The 25-year-old pulverized Triple-A pitching in 2012, earning 459 plate appearances and hitting .296/.375/.524, bashing 26 home runs, 17 doubles and four triples. This much is clear: Sands has power. The problem? He strikes out a lot, perhaps too much to allow him to be a significant contributor in the majors. Sands whiffed 20.3 percent of the time in Triple-A. That number unsurprisingly spiked in the majors. He earned just 24 plate appearances with the Dodgers this year, but grabbed 227 last season, so over a career 251 PA, he’s struck out a whopping 37.5 percent of the time. That’s why his major-league average is just .244 without his trademark power.
To put how frequently Sands strikes out in context, the major-league leader in whiff percentage of plate appearances last year was Adam Dunn at 34.2 percent, followed by Pedro Alvarez at 30.7 percent. Other players that whiffed at least 30 percent of the time include Drew Stubbs, Carlos Pena and Chris Davis. (Just for kicks, in 2004, Mark Bellhorn struck out exactly 30 percent of the time.) That’s a pretty solid group, but none of them are superstars. Only strong, quality power could keep someone playing with those kind of numbers, and while Sands has power, does he have power to the level of Dunn, Alvarez or Davis? Doubtful.
“I like his power but contact issues are a concern,” a scout told CSNNE. “His walks are up, which is a positive. Played a solid left but limited to left field/right field . He can also play first base, but much better in left field. I was a little higher on his “D” than most but he is an average defender at best. Runs well for a big man but not a threat. I had him as an extra/fourth outfielder type. Those power numbers in Albuquerque are a little exaggerated due to the light air but he has 20-plus home run power. I do not think he will ever hit for much of an average — .240 – .250 type.”
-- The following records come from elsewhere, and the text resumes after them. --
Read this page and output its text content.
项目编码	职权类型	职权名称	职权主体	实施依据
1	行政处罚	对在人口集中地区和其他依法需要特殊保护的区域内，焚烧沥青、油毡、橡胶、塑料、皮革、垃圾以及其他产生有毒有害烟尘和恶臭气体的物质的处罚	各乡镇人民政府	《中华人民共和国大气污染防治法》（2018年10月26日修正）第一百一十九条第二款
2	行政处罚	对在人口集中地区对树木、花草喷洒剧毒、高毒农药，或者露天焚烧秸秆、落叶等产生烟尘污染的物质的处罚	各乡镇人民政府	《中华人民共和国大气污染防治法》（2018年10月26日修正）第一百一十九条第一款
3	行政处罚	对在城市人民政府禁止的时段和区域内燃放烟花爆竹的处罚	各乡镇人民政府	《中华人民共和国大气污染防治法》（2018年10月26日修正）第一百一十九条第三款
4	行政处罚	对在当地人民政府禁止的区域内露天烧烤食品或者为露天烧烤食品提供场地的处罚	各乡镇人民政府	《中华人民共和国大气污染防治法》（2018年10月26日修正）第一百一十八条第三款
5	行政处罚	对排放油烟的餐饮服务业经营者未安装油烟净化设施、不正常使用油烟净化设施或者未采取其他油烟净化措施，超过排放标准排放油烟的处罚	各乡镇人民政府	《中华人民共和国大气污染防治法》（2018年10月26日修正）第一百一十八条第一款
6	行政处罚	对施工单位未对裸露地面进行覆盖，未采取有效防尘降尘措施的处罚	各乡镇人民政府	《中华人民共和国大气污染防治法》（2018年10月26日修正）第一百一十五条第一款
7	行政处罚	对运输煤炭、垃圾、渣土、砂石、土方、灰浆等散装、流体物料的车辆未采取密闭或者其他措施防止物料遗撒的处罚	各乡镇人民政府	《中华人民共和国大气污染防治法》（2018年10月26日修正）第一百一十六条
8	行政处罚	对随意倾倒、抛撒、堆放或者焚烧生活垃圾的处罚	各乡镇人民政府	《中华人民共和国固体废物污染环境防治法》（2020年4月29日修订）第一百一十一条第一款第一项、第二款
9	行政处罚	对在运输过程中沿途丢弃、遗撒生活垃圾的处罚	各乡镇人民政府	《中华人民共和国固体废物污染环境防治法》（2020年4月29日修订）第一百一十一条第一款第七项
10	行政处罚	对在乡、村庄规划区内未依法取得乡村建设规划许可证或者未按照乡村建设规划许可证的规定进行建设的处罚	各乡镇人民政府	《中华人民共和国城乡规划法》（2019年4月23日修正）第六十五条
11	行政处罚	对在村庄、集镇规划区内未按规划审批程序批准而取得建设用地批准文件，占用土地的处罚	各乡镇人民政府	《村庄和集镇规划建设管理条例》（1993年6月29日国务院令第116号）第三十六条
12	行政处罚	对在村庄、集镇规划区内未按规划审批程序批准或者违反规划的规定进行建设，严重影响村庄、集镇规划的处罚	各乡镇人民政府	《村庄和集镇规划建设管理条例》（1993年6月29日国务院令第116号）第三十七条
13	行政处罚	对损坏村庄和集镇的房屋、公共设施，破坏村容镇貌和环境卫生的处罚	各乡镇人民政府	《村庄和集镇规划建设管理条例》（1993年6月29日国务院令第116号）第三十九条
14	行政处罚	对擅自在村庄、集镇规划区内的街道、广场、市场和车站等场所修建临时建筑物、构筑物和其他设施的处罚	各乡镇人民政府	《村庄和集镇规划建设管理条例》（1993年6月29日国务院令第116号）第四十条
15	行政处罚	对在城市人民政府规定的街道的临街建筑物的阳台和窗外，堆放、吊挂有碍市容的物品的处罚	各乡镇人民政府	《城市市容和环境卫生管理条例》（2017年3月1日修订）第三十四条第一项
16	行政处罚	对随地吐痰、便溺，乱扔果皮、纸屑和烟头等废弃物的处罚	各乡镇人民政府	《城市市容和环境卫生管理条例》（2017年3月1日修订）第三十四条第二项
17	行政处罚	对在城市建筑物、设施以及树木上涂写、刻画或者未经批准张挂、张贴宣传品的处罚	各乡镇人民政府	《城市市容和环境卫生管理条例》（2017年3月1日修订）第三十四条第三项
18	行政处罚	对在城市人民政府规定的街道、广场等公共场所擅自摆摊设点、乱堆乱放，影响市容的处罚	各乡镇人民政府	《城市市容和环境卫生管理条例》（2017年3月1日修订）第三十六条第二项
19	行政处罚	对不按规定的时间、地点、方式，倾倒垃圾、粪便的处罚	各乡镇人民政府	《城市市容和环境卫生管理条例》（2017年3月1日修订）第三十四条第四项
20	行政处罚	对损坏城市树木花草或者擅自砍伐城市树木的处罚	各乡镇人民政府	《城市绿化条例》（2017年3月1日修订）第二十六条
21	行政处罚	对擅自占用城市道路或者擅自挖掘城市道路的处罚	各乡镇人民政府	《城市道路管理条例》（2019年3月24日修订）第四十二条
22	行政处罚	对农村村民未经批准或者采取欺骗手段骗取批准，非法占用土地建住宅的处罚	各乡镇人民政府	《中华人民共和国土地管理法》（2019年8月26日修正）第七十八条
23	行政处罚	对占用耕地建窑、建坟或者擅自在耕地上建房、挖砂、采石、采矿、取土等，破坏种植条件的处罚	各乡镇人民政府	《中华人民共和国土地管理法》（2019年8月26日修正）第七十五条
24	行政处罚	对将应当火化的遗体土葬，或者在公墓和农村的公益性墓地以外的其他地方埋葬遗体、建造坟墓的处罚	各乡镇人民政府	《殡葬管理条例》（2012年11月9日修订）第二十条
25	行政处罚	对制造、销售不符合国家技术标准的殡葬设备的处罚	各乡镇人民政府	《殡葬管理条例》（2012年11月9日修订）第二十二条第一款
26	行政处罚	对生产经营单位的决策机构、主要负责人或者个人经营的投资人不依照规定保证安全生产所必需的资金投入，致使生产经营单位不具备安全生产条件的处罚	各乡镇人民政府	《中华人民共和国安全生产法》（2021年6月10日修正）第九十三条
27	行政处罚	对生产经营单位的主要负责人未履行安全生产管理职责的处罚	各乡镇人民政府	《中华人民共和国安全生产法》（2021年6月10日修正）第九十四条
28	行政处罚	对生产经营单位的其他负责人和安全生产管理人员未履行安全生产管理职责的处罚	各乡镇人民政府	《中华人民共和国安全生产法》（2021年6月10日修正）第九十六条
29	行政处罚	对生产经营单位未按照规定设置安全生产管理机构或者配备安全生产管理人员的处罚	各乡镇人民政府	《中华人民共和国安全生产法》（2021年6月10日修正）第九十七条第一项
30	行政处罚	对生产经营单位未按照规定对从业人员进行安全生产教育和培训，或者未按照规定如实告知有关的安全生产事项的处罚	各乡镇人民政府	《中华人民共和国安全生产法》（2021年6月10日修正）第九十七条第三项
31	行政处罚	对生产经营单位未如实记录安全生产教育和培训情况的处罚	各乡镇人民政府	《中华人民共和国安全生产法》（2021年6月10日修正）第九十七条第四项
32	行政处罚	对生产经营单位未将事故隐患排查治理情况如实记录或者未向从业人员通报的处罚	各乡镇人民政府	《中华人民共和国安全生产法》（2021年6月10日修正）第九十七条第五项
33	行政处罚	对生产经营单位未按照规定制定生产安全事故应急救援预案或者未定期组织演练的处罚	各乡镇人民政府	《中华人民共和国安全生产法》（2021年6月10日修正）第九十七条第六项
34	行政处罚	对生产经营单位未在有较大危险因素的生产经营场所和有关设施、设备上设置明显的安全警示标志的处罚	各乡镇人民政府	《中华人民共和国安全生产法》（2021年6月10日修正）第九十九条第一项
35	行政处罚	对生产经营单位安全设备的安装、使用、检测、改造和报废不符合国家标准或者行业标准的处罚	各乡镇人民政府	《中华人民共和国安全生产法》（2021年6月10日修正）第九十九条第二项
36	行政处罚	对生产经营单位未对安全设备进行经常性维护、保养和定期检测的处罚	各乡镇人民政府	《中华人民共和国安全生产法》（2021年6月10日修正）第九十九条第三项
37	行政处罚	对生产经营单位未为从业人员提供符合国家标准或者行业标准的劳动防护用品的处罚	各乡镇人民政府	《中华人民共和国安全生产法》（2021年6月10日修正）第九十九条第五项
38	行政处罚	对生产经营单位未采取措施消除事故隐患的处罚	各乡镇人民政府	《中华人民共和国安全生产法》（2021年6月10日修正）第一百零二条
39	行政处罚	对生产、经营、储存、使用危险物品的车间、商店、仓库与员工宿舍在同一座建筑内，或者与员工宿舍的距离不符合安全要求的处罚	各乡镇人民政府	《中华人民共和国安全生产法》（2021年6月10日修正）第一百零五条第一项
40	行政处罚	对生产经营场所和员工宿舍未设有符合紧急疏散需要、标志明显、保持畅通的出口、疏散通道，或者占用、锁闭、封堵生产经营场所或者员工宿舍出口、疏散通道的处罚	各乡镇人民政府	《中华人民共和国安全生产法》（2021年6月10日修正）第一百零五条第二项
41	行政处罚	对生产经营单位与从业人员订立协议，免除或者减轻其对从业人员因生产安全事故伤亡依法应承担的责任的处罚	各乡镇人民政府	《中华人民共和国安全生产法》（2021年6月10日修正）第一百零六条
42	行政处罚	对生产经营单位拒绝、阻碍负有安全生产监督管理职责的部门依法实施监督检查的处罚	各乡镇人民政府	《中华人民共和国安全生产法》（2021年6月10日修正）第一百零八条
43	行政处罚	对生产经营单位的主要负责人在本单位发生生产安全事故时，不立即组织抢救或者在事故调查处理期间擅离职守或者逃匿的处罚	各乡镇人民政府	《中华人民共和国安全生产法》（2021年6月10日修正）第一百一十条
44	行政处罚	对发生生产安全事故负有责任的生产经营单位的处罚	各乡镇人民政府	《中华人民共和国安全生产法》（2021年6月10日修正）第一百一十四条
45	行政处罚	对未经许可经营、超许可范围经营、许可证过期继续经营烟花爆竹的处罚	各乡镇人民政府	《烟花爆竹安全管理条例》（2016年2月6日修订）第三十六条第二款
As impressive as Sands’ Triple-A numbers were, he played in a park and in a league more conducive to hitters than pitchers. But you know what? Sands is 25, and baseball players do adjust. It’s entirely possible that Sands could cut down his strikeout numbers and become a strong lineup presence. Even if he can’t, his ability to play first and the outfield corners as well as center in a pinch offers strong value with someone with his power potential. The Red Sox shouldn’t give him either first or left field outright next year, but they absolutely should game-plan to have Sands on the bench and utilize him as a platoon candidate.
As a right-hander, Sands can get the bulk of playing time against left-handed pitchers. That could also free up the club to pursue a low-cost alternative to be Sands’ platoon caddy to sink more money into the other two positions this offseason as well as defer long-term decisions on players to fill these spots, as it’s asking far too much to ask Boston to plug all their holes immediately. In fact, GM Ben Cherington identified Sands as a platoon candidate at first base. That’s unsurprising, as the first base options on the market are weak and the price points of Adam LaRoche and Mike Napoli probably won’t make sense for Boston.
The takeaway here is that the Red Sox are in a position to allow a player such as Sands to grow into his role. The best way to succeed is to find a player at a reasonable cost and give him the chance to succeed in the majors with extended playing time. Take a look at Josh Reddick — he never really had the opening and chance to play in Boston, and while I don’t think many could have seen his year in Oakland coming, the bottom line is that he finally got to get extended reps at the major-league level after heading to the A’s and it paid off wonderfully.
“He’s a big power-type guy. That’s a big part of his game,” a different scout told CSNNE. “I think eventually he’s going to be OK. I know [the Dodgers] had some situations with him where if he doesn’t hit, he wants to start changing things, and they were trying to be patient with him doing that. But I think he’s going to get everything straightened out, and he’s going to be a pretty good offensive-type guy. He’s a playable defensive guy. He’s one of those guys, if he hits and hits for power, his defense is going to be good enough. He’s more of a fringe defender in the outfield. But if he hits 40 home runs, then he’s a very good outfielder. I think he’s got some promise to him.”
The Sox might have a diamond in the rough. It’s up to them to ensure they give that diamond a chance to polish itself.